Bíblia dos Contos Proibidos.
3 A Casa Vazia.
Elísio, com seus 78 anos, tinha a rotina como um dos poucos pilares que ainda sustentavam sua vida. A casa de três andares, outrora cheia do riso de sua falecida esposa e dos netos que cresceram e partiram, agora era um santuário silencioso. O tempo parecia ter parado junto com o relógio de pêndulo na sala, suas engrenagens enferrujadas e o vidro empoeirado refletindo o passado.
Em uma noite de outono, o vento começou a uivar, e a chuva açoitar a janela da sala, que Elísio observava, sentado em sua velha poltrona. Um relâmpago clareou a sala por um instante, revelando a fisionomia cansada e os olhos que pareciam guardar memórias demais. Segundos depois, um trovão ressoou, e a energia se foi.
A escuridão, antes acolhedora, agora parecia ter vida própria. Elísio acendeu um lampião a gás, e a luz bruxuleante transformou as sombras da casa em monstros. Um arranhar persistente vinha do andar de cima, mas ele o ignorou, atribuindo-o ao galho de uma árvore que batia na janela. No entanto, o som parecia se mover, seguindo-o pela casa.

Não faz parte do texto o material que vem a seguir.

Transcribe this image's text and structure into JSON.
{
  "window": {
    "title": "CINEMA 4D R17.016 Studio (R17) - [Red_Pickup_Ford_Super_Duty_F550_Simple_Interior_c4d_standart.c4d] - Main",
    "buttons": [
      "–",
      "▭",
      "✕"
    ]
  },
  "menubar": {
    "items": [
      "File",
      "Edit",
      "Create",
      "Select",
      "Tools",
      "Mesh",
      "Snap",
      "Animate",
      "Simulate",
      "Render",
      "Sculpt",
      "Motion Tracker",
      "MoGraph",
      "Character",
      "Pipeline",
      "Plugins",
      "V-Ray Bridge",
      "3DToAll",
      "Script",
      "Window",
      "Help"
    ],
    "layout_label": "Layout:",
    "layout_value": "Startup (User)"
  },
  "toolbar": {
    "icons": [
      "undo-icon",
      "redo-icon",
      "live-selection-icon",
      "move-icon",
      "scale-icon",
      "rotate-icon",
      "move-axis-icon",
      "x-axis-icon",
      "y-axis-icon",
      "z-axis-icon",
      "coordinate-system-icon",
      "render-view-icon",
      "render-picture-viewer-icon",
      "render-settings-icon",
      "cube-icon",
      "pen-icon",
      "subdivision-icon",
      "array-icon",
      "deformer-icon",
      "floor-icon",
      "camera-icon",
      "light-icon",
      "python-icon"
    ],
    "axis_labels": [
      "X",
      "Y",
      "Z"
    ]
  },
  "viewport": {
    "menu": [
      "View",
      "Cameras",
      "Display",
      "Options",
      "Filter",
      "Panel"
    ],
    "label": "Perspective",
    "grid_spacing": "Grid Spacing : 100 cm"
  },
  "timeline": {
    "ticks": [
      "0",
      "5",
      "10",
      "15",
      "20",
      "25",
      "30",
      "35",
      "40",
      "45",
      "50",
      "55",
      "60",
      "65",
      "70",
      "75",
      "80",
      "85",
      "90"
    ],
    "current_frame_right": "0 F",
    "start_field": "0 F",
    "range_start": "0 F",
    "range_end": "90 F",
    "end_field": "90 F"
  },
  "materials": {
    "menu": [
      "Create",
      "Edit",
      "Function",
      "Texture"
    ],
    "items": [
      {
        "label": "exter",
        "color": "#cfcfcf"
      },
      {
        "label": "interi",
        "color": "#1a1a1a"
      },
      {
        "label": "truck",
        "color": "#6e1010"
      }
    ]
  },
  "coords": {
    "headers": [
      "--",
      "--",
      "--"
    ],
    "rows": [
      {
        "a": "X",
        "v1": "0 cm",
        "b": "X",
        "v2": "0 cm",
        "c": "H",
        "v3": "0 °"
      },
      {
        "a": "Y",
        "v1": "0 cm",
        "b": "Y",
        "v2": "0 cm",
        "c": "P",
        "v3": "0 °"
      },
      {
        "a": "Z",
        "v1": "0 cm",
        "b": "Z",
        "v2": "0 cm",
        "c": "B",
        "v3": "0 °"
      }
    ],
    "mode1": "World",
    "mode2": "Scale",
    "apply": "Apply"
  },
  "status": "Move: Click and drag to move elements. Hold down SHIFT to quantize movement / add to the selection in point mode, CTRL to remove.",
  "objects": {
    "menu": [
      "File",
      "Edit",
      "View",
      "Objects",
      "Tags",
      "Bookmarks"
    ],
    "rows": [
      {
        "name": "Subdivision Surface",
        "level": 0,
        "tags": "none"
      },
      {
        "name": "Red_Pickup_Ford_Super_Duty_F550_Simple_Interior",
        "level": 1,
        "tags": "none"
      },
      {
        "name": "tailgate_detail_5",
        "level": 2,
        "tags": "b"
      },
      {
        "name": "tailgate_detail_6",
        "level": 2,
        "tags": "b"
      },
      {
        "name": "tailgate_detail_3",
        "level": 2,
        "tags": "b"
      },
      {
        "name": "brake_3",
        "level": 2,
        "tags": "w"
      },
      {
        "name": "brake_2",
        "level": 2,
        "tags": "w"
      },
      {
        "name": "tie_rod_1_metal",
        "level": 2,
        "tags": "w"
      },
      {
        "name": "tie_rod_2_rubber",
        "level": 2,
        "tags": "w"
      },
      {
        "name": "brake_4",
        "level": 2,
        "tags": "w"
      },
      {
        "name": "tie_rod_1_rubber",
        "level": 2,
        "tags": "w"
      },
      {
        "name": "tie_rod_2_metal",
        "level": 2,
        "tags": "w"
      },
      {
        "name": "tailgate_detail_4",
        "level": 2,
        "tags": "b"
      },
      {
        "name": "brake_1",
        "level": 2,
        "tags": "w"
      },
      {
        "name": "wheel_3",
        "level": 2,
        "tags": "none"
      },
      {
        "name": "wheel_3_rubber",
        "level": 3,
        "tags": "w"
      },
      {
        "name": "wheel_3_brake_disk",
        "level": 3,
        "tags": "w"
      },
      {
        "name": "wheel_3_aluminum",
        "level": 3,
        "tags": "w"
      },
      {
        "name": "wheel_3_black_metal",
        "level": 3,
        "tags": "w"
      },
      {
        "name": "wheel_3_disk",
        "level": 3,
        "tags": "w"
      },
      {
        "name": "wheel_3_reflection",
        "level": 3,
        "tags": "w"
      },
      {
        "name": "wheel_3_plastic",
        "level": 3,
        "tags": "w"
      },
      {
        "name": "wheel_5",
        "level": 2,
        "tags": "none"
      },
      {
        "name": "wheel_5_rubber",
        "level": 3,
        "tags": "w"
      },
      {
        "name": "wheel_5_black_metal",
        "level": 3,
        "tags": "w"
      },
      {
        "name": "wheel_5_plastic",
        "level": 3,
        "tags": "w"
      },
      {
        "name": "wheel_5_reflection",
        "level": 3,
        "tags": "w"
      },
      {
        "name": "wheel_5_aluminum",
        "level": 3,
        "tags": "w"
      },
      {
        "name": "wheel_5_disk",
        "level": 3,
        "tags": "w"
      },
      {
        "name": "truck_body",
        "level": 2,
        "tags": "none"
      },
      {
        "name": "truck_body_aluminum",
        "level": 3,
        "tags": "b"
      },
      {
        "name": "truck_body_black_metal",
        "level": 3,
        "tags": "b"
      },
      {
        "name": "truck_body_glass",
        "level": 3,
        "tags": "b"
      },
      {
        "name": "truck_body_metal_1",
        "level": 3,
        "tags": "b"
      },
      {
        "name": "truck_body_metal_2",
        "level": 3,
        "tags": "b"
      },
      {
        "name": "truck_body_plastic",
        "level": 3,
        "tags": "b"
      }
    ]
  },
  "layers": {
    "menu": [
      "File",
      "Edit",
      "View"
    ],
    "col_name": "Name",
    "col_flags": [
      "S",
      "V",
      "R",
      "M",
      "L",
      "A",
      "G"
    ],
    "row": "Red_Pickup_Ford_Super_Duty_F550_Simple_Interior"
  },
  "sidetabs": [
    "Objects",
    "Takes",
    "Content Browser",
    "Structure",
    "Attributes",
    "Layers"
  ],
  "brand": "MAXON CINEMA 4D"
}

Ao passar pela sala de jantar, ele percebeu algo estranho. O porta-retrato da esposa, que estava de frente para a mesa, agora estava virado para a parede. A curiosidade se misturou ao calafrio, e ele o ajeitou, com a mão tremendo de leve. Em seguida, foi para a cozinha, onde encontrou uma xícara de porcelana, um dos seus jogos favoritos, quebrada no chão. Ele não se lembrava de tê-la derrubado, nem de ter ouvido o barulho.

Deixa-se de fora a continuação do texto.